For one thing, the program is not given to kids by Allman, but by Maureen Wattenburger, who was hired by the county to do just teach it.
"It doesn't seem to me when I'm speaking with them about the consequences ... I don't tend to get any flack with them," said Wattenburger, explaining this is because she is young (30), looks younger and is not a police officer.
Also, she said, the photo typically generates interest that teenagers will tell their friends about.
"Other kids are getting out the word as much as we are getting out the word about being there," Wattenburger said.
She explained that at a fair, typically a few teenagers will come to the trailer where they do their program, and they will take the photo, which is printed out for them, and soon a line of 10-20 kids will form.
While the photo takes several minutes to change and show possible meth use effects, that time is used to talk to the kids about the actual physiological effects of meth.

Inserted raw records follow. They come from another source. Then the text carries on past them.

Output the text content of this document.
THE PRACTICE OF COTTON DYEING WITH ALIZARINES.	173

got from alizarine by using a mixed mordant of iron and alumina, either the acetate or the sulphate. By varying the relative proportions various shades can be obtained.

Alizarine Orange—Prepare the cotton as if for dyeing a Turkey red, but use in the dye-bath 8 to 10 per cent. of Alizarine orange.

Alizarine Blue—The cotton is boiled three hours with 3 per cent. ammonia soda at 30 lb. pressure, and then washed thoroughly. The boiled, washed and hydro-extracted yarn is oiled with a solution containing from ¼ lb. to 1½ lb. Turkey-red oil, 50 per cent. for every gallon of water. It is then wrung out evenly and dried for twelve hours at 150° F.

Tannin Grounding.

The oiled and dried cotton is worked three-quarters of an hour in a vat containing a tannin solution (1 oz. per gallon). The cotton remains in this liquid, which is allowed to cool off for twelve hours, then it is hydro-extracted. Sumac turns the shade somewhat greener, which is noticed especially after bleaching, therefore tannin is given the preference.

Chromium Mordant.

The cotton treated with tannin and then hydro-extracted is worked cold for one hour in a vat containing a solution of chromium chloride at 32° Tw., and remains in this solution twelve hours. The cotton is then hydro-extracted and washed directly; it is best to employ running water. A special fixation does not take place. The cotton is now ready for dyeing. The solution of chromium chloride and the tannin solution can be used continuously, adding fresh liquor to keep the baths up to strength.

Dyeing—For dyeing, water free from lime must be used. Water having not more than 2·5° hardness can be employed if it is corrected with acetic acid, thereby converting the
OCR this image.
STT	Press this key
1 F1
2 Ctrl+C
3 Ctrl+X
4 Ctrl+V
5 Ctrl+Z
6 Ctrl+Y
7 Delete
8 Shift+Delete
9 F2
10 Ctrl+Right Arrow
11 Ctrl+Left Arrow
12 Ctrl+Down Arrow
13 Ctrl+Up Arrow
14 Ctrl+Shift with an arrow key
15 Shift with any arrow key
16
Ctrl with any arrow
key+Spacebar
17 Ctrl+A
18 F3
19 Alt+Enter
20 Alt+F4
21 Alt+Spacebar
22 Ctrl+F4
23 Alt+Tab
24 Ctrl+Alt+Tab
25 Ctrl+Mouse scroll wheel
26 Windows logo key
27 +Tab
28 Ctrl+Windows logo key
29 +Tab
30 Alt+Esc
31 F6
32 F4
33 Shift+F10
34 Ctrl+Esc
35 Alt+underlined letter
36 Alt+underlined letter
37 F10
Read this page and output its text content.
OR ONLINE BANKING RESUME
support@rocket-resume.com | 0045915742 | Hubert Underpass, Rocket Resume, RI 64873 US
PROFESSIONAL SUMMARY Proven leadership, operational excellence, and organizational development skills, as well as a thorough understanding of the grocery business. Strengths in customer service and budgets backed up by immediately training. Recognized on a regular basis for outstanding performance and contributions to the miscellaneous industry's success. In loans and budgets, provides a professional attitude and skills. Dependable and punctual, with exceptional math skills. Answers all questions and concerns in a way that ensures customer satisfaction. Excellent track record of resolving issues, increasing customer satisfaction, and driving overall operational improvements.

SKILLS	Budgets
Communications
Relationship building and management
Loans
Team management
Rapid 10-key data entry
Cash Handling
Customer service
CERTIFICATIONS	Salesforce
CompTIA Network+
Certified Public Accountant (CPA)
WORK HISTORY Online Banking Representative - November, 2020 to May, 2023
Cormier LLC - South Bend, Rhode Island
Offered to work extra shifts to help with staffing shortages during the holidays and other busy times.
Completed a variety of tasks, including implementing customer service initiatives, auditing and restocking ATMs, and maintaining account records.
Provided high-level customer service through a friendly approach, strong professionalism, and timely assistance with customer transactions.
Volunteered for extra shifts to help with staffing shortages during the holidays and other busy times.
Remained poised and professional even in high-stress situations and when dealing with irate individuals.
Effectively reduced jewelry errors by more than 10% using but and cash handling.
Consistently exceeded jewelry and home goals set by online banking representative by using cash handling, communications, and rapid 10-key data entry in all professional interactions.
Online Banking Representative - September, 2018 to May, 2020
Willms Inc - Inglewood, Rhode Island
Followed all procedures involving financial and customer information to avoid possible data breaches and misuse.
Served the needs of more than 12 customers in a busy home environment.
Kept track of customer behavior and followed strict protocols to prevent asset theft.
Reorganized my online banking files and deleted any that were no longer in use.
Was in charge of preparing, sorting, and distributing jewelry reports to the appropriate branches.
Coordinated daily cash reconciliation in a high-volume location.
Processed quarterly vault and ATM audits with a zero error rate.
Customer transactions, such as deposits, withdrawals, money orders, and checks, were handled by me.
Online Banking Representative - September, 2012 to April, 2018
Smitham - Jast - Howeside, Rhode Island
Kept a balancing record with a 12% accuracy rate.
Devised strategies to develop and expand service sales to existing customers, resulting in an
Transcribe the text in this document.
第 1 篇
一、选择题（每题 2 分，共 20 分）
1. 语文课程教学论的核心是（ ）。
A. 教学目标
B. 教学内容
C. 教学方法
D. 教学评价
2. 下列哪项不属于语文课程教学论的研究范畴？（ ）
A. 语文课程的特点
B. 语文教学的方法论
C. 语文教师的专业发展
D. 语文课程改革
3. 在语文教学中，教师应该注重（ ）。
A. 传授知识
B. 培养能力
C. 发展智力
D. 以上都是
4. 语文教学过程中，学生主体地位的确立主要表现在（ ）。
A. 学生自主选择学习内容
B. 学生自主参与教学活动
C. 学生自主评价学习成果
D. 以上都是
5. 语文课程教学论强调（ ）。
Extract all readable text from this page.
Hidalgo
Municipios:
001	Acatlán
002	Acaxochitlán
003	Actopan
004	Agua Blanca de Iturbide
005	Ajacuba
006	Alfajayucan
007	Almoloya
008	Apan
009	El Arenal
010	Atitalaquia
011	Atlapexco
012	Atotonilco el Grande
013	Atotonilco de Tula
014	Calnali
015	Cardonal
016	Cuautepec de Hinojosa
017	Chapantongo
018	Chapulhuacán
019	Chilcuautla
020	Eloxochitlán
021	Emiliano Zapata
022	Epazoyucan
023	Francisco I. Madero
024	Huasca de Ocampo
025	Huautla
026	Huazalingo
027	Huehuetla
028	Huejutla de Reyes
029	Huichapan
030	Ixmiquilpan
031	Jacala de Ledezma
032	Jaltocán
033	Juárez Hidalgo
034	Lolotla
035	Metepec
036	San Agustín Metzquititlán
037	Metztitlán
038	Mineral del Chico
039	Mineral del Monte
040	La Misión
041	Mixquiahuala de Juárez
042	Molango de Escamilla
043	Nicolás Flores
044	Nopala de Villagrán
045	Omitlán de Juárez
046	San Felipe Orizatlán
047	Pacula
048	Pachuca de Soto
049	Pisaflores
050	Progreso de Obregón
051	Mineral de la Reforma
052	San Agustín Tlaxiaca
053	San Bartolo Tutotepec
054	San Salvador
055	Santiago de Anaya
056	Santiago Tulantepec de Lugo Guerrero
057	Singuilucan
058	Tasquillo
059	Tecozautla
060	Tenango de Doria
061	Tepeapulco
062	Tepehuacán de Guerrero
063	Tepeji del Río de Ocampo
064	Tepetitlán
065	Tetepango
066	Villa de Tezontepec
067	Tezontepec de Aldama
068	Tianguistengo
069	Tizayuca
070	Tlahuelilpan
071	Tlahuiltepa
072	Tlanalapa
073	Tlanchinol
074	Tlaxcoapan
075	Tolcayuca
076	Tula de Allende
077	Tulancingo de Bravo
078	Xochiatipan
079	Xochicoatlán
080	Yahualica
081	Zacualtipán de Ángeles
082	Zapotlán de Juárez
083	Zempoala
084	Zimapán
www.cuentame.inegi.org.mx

In the end, Allman said, it is important for parents to learn more about meth as well, so they can spot signs if their kids are using it.
While he gives parents a video and a drug testing kit, he said the video explains the kit is to be used more as a deterrent, to let the child know that they could be tested.
Parents, he said, need to have a dialogue with their kids about drug use and be informed so they actually know about the effects of narcotics, since meth is far different from the drugs available years ago.
While he praised steps taken by police and government in past years, such as restricting sales of the cold medication pseudoephedrine, an ingredient used to make meth, Allman said reductions in drug use will plateau without parents' help.
"Law enforcement and government is not the answer to rampant drug use," he said.